Radar scans of King Tutankhamun's burial chamber have revealed two hidden rooms, a tantalizing discovery that could resolve a mystery as old as the pyramids: What was the fate of Egypt's beautiful Queen Nefertiti?
At a packed Cairo news conference Thursday to announce the find in King Tut's tomb in Luxor, Antiquities Minister Mamdouh el-Damaty declined to comment on whether any royal treasure or more mummies might be inside the rooms.
But he said the unexplored chambers could hold some kind of organic or metal objects.
Most experts say that while the scans might reveal another tomb behind the false walls, it's unlikely to be crammed with solid gold and a royal mummy like Nefertiti, whose 3,300-year-old bust on display in Berlin is one of the most famous symbols of ancient Egypt and classical beauty.
"Quite often, people have done these sorts of scans, and when actually investigated, things have turned out to be nothing like predicted," said Aidan Dodson, an archaeologist at the University of Bristol in England. "If they are chambers, most likely they'd be filled with more funeral objects of Tutankhamun, possibly including some gilded statuettes of gods, or perhaps even the mummy of a young child who predeceased Tut."
Still, the discovery has ignited massive interest, and el-Damaty cast the discovery as potentially huge. He said the radar scans of the chamber, taken last year and analyzed in Japan, will be repeated at the end of the month.
"It means a rediscovery of Tutankhamun ... for Egypt it is a very big discovery, it could be the discovery of the century," el-Damaty said. "It is very important for Egyptian history and for all the world."
The discovery could also renew excitement in Egypt's antiquities and help reinvigorate its flagging tourism industry, which has been hit hard in recent years by political violence, an insurgency in the northern Sinai Peninsula, and persistent attacks since the military's 2013 overthrow of an elected but divisive Islamist president.
The contents of the newly found rooms could shine a light on one of ancient Egypt's most turbulent times, and one prominent researcher has theorized that the remains of Nefertiti could be inside.
British Egyptologist Nicholas Reeves speculates that Tutankhamun, who died at age 19, may have been rushed into an outer chamber of what was originally Nefertiti's tomb. The queen was one of the wives of Tutankhamun's father, the Pharaoh Akhenaten.
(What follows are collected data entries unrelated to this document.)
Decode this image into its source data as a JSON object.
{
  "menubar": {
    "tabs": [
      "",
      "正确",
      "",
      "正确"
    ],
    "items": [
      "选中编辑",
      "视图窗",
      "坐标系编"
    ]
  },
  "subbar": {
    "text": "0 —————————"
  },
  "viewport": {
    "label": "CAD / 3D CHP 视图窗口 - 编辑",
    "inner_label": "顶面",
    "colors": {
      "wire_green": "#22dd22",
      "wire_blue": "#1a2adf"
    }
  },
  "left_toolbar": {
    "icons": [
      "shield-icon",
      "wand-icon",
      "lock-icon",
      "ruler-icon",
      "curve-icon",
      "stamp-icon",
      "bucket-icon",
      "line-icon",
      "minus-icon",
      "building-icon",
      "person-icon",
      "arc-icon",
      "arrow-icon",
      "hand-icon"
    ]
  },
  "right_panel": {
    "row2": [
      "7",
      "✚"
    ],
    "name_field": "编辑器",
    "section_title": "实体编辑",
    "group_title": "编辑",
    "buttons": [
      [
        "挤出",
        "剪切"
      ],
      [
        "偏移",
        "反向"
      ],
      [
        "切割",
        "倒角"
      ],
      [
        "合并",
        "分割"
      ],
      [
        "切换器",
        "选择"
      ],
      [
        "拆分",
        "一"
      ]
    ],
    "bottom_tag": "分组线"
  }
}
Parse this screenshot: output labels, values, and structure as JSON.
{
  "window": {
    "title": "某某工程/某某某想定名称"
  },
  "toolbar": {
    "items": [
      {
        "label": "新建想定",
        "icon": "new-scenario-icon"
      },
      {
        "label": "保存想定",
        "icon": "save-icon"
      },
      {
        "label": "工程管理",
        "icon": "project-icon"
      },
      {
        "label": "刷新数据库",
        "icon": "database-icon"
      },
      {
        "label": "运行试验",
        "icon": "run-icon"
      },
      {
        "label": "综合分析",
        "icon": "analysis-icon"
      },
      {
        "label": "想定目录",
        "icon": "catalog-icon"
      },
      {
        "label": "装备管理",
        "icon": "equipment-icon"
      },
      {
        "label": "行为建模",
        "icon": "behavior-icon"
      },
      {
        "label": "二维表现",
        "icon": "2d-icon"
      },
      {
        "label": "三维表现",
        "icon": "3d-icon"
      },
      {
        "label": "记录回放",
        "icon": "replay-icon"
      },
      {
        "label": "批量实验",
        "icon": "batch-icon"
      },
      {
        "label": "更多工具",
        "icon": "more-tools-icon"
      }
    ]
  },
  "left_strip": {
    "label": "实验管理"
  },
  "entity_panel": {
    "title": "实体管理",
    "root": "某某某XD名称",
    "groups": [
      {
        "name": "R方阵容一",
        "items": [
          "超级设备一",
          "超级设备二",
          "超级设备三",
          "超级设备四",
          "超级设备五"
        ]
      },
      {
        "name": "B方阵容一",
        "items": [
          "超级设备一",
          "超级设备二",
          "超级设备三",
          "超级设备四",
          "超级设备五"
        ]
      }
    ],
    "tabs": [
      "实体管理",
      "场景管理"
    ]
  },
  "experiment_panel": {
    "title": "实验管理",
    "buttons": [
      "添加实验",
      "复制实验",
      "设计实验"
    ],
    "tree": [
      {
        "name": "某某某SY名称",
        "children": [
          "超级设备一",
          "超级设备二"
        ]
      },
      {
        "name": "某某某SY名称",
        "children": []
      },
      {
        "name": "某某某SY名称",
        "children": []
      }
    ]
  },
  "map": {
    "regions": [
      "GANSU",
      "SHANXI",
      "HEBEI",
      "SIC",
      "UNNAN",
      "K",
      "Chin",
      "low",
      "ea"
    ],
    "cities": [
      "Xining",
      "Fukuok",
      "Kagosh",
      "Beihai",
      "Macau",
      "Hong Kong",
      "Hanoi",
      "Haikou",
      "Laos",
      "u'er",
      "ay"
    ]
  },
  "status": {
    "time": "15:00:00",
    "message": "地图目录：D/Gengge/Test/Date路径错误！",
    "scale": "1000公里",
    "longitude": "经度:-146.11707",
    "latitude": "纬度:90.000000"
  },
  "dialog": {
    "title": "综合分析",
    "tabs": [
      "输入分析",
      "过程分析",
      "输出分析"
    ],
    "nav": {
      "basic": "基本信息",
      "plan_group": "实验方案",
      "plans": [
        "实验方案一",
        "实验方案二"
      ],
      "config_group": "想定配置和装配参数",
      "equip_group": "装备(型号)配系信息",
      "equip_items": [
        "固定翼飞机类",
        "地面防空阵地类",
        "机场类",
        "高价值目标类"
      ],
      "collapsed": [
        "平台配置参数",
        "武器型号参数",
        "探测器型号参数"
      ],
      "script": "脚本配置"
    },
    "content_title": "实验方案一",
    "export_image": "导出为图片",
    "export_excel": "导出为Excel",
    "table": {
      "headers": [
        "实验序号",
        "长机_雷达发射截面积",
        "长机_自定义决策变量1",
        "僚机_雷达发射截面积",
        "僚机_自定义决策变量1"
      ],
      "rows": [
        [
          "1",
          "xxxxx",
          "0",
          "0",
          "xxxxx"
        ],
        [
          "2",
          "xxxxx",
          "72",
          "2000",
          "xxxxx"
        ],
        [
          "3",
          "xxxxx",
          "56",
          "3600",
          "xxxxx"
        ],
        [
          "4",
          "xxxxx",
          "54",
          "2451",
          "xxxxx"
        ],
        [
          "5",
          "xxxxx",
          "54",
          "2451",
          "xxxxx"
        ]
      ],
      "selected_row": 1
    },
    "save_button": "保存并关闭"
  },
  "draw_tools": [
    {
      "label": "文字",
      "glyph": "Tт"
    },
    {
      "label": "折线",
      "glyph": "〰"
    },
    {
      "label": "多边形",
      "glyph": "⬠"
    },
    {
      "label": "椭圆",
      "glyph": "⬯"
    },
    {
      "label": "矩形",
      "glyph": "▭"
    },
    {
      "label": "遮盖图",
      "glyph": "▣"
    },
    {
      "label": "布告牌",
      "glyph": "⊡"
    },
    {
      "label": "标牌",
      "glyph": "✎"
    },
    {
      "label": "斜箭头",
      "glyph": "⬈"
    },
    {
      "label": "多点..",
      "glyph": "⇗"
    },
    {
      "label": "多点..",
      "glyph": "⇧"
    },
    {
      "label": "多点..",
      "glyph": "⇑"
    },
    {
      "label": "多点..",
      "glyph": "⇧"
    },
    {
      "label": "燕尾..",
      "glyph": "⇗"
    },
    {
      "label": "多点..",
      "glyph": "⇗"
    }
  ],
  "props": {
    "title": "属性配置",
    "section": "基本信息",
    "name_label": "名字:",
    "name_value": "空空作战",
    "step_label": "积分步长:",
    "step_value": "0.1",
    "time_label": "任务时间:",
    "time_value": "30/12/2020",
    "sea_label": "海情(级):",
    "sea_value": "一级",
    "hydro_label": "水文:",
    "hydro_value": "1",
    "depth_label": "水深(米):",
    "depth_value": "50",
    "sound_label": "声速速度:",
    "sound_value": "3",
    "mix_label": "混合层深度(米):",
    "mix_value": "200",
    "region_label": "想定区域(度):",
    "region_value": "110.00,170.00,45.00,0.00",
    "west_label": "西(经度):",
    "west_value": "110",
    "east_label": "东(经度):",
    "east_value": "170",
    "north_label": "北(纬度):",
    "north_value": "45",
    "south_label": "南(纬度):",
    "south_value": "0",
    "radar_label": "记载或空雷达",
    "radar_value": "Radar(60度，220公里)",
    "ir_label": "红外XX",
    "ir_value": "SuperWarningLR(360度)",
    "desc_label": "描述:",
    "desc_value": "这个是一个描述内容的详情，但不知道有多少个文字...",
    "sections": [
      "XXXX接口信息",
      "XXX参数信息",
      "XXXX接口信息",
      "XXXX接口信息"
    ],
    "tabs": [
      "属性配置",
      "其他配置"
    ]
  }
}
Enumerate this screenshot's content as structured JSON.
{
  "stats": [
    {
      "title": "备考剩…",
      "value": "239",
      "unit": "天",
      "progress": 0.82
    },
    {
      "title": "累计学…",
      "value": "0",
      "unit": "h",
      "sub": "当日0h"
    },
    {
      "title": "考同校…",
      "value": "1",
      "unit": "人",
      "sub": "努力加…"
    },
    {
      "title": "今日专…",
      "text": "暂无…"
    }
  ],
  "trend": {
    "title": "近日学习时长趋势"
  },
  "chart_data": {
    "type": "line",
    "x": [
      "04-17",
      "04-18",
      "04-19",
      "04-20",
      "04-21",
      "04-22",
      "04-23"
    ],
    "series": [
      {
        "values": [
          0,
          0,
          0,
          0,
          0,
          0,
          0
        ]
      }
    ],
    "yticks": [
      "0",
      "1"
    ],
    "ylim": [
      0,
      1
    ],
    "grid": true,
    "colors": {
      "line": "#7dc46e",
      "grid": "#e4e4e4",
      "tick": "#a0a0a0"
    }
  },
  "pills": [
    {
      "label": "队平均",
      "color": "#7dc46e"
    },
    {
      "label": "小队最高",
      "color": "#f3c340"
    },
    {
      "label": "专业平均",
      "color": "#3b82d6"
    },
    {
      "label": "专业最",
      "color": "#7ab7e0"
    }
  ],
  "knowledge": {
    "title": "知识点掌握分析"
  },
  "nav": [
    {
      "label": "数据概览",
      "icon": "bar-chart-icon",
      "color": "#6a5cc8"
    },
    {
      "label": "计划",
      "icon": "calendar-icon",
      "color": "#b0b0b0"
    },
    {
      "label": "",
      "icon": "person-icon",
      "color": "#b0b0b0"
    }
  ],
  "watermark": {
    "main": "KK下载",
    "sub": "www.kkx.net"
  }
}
El-Damaty said it was too early to tell what the metal and organic matter could be, saying only that he thinks the chambers could contain the tomb of a member of Tutankhamun's family, possibly a woman.
Luxor, in southern Egypt, served as the Pharaonic capital and is home to sprawling temples and several highly decorated ancient tombs in the Valley of the Kings.
The discovery in 1922 of King Tut's nearly intact tomb by Howard Carter yielded unprecedented treasures, including the boy king's sarcophagus and iconic golden burial mask.
Reeves reached his theory after high-resolution images discovered what he said were straight lines in Tut's tomb. These lines, previously hidden by the color and texture of the stones, indicate the presence of a sealed chamber, he said. The images were broadcast live on national television in September.
At the Cairo news conference, el-Damaty showed the results of radar scans that revealed anomalies in the walls of the tomb, indicating a possible hidden door and rooms behind false walls that were covered up and painted over with hieroglyphics.
Tut's tomb, the most intact one ever discovered in Egypt, was packed with well-preserved artifacts when it was discovered, but the fact that it was relatively small for the Valley of the Kings is boosting theories that there is more to be discovered.
For many, Tut embodies ancient Egypt's glory, because his tomb was packed with the glittering wealth of the rich 18th Dynasty, from 1569 to 1315 B.C.
Nefertiti was the primary wife of the Pharaoh Akhenaten, who unsuccessfully tried to switch Egypt to an early form of monotheism. Akhenaten was succeeded by a pharaoh referred to as Smenkhare, and then Tut, who was proven by genetic testing to have been Akhenaten's son.
Many Egyptologists cite strong DNA evidence to argue that Nefertiti's mummy is, in fact, one that already was found more than 100 years ago and is in Cairo's Egyptian Museum.
Reeves believes that Smenkhare and Nefertiti are the same person, with the queen simply changing her name during her rule.
El-Damaty believes that if anyone is buried in the new antechambers it is likely Kia, believed by some to be the mother of Tutankhamun.
Tut, Nefertiti and Akhenaten's family ruled Egypt during one of its most turbulent times, which ended with a military takeover by Egypt's top general, Horemheb. The family's names were later erased from official records.